Le 22 juillet 2025, le gouvernement du Tadjikistan a dévoilé un plan de relance audacieux : augmenter de 20 % par an la production d’aluminium primaire à l’horizon 2028. Une déclaration percutante, certes. Mais quand on connaît l’état actuel de l’industrie métallurgique locale, la promesse relève presque du défi olympique. Entre ambitions stratégiques, inertie structurelle et dépendance chronique à un seul acteur industriel, la trajectoire du secteur de l’aluminium tadjik s’annonce aussi incertaine que spectaculaire.
L’aluminium, toujours roi ? Réveil tardif d’un pilier économique du Tadjikistan
L’aluminium fut jadis l’or gris du Tadjikistan. Dans les années 2000, le pays exportait plus de 400.000 tonnes par an. Puis vint la chute : entre 2007 et 2017, la production s’est effondrée de 420.000 à 103.000 tonnes. La pandémie n’a fait qu’accélérer le déclin, avec une baisse de près de moitié en 2020-2021. Aujourd’hui, le réveil est brutal.
Conscientes de la sitaution, les autorités tadjikes ont donc planifié une augmentation annuelle de la production d’aluminium primaire de 20 % en moyenne. Une croissance qui doit permettre de passer de 108.000 tonnes en 2025 à 188.000 tonnes en 2028. En 2024 déjà, un frémissement avait été observé avec une production de 82.200 tonnes (+23,3% par rapport à 2023).
Mais à quel prix ? Et avec quels moyens ?
TALCO, unique producteur d’aluminium au Tadjikistan, concentré de puissance… et de fragilités
Au cœur de cette ambition se trouve un colosse aux pieds d’aluminium : TALCO (Tajik Aluminium Company). L’entreprise est le seul producteur national et l’unique acteur d’Asie centrale dans ce domaine. Sa capacité théorique est fixée à 517.000 tonnes par an. Sur le papier, tout va bien. En pratique, TALCO n’a pas atteint la moitié de cette capacité depuis près de deux décennies.

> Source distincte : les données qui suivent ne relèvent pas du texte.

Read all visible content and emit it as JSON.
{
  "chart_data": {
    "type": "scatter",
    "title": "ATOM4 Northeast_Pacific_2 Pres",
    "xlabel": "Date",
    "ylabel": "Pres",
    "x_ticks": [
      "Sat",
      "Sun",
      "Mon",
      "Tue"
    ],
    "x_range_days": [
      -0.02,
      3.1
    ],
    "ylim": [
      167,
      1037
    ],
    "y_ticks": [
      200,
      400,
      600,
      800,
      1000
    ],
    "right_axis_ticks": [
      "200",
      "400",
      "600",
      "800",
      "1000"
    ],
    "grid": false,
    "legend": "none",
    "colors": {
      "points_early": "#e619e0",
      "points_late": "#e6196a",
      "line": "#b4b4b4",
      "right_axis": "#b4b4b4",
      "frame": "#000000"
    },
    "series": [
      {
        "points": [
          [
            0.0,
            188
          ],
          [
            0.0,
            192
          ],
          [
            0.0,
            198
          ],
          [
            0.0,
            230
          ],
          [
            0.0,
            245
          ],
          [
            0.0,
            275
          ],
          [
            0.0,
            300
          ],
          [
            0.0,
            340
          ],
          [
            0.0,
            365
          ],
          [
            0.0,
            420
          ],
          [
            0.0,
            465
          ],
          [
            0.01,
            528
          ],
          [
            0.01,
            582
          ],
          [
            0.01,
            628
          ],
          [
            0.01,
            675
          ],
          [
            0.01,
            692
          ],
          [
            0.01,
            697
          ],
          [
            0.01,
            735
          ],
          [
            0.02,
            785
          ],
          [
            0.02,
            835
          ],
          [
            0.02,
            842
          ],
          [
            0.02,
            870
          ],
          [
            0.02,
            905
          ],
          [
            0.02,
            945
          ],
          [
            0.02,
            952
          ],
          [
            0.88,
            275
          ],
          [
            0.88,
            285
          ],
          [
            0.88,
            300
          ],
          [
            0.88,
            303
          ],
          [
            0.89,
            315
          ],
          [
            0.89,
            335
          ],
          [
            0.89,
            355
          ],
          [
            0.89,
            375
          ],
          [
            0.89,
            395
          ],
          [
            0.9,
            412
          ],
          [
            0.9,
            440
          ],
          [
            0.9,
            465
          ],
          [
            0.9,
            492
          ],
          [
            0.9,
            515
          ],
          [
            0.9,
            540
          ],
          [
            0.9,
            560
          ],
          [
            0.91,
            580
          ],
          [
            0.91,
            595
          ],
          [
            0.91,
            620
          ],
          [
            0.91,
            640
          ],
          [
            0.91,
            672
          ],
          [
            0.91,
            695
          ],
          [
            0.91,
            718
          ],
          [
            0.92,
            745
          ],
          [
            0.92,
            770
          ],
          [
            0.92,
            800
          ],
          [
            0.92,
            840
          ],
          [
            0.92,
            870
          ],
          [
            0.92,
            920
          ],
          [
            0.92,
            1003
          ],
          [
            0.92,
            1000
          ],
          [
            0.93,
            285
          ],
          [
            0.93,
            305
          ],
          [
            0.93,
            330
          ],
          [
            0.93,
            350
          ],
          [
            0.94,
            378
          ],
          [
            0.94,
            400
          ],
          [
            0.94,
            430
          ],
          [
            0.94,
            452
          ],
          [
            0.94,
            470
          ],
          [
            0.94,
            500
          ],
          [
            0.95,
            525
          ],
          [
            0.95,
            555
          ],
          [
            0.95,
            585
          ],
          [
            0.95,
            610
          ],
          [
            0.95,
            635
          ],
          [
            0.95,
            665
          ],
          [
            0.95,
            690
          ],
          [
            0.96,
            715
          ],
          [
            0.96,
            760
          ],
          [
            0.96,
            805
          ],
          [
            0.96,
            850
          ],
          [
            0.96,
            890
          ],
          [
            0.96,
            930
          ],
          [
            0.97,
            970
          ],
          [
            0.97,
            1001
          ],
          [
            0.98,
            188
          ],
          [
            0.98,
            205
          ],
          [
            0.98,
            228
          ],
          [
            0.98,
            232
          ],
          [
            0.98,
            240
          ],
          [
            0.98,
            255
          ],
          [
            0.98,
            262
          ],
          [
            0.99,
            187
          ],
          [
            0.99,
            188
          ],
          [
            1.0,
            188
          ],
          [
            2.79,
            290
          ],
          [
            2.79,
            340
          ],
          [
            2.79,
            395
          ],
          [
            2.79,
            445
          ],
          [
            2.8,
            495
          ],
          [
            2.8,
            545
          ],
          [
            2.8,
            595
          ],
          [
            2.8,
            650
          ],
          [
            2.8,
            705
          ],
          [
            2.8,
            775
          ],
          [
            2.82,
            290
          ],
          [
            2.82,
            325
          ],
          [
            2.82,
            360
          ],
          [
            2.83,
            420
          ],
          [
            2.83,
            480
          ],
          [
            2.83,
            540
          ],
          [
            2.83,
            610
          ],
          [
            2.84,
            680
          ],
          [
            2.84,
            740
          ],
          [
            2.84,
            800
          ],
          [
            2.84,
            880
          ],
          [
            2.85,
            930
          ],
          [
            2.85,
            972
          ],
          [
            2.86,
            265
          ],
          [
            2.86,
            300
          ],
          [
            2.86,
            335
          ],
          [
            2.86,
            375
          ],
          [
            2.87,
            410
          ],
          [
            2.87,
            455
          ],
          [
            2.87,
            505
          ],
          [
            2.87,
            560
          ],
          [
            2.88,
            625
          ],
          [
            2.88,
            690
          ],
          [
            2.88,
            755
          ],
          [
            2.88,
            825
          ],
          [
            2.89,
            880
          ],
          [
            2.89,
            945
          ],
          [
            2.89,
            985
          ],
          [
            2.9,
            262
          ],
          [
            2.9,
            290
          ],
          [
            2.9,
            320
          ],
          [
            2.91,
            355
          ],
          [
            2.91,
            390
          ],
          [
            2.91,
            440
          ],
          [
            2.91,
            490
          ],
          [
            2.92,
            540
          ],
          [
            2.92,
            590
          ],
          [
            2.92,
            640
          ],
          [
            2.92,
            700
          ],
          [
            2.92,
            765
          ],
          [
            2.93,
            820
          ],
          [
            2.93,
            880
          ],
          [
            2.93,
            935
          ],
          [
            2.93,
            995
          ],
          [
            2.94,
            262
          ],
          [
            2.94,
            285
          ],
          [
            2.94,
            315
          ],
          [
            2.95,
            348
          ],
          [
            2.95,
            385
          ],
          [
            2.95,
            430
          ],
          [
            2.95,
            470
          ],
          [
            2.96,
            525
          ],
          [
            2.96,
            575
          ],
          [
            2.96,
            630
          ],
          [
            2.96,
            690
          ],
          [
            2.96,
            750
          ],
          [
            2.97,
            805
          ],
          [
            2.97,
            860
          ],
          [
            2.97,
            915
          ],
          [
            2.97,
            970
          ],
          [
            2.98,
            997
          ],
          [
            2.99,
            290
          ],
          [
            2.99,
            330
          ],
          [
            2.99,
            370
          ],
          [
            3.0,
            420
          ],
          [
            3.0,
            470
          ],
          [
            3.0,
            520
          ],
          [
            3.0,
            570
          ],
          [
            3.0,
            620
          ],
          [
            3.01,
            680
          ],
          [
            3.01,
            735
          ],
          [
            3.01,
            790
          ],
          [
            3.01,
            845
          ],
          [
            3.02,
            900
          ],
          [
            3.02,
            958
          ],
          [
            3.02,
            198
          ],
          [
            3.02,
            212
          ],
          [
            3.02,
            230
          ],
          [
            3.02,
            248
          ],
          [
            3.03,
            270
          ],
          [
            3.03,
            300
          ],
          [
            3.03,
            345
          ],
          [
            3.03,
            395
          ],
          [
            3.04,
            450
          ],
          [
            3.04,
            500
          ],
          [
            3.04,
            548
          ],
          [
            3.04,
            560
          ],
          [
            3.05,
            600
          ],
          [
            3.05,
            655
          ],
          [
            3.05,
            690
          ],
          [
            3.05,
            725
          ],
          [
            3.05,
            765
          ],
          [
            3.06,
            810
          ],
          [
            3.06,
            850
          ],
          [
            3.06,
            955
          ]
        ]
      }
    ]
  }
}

Pendant la période soviétique, cette « fierté nationale » absorbait le travail d’un peuple entier. Aujourd’hui, l’État en détient 100% des actions. Mais la transparence sur ses résultats financiers reste floue. En 2024, TALCO a transformé environ 18 900 tonnes d’aluminium, soit une hausse de 22,5% par rapport à 2023. Le chiffre d’affaires total s’élevait à 716,4 millions de somonis (environ 65 millions d’euros).
Et l’export ? En 2024, 71.000 tonnes ont quitté le pays, générant 180 millions de dollars de recettes. Cela ne représente que 9,2% du total des exportations du Tadjikistan. Autant dire que l’aluminium reste une niche — une niche à haute tension.
L’aluminium comme mirage stratégique : entre réalités industrielles et rêves politiques
Pourquoi cet enthousiasme soudain pour l’aluminium ? Parce que le pays a peu de leviers économiques à actionner. Le gouvernement tente de miser sur un secteur historiquement stratégique, dans l’espoir de dynamiser les recettes en devises.
Pourtant, les chiffres parlent d’eux-mêmes. TALCO est loin de ses années de gloire. En 2007, la production atteignait 420.000 tonnes. En 2017, elle avait chuté à 103 000 tonnes. La relance en 2024-2025 (respectivement 82.200 et 108.000 tonnes) reste timide en comparaison.
S’agit-il d’une reprise conjoncturelle ou d’un vrai tournant structurel ? Le programme prévisionnel 2026-2028, validé par décret gouvernemental, prévoit une croissance de la production de 21,1% en 2026 (131.000 t), 19,9% en 2027 (157.000 t) et 20% en 2028 (188.000 t). De beaux pourcentages. Mais sans investissements massifs, notamment en matière d’infrastructures, ces objectifs pourraient rester de simples slogans.
Industrie métallurgique du Tadjikistan : TALCO seul contre tous
Le tableau global de l’industrie métallurgique tadjike reste préoccupant. Hormis TALCO, le pays ne dispose d’aucun autre producteur d’aluminium. L’absence de concurrence, d’innovation et de diversification industrielle rend le secteur vulnérable aux chocs externes.
TALCO fonctionne avec des installations en grande partie héritées de l’ère soviétique. L’entreprise a besoin d’un plan de modernisation, tant pour accroître ses capacités que pour réduire son empreinte environnementale, point régulièrement critiqué par les ONG locales. Les conditions de travail, les normes environnementales et l’efficacité énergétique restent loin des standards internationaux.
Sans surprise, le Tadjikistan dépend quasi entièrement des importations pour les matières premières transformées (bauxite, alumine) et pour l’énergie nécessaire à l’électrolyse. Une dépendance qui rend le coût de production extrêmement volatil.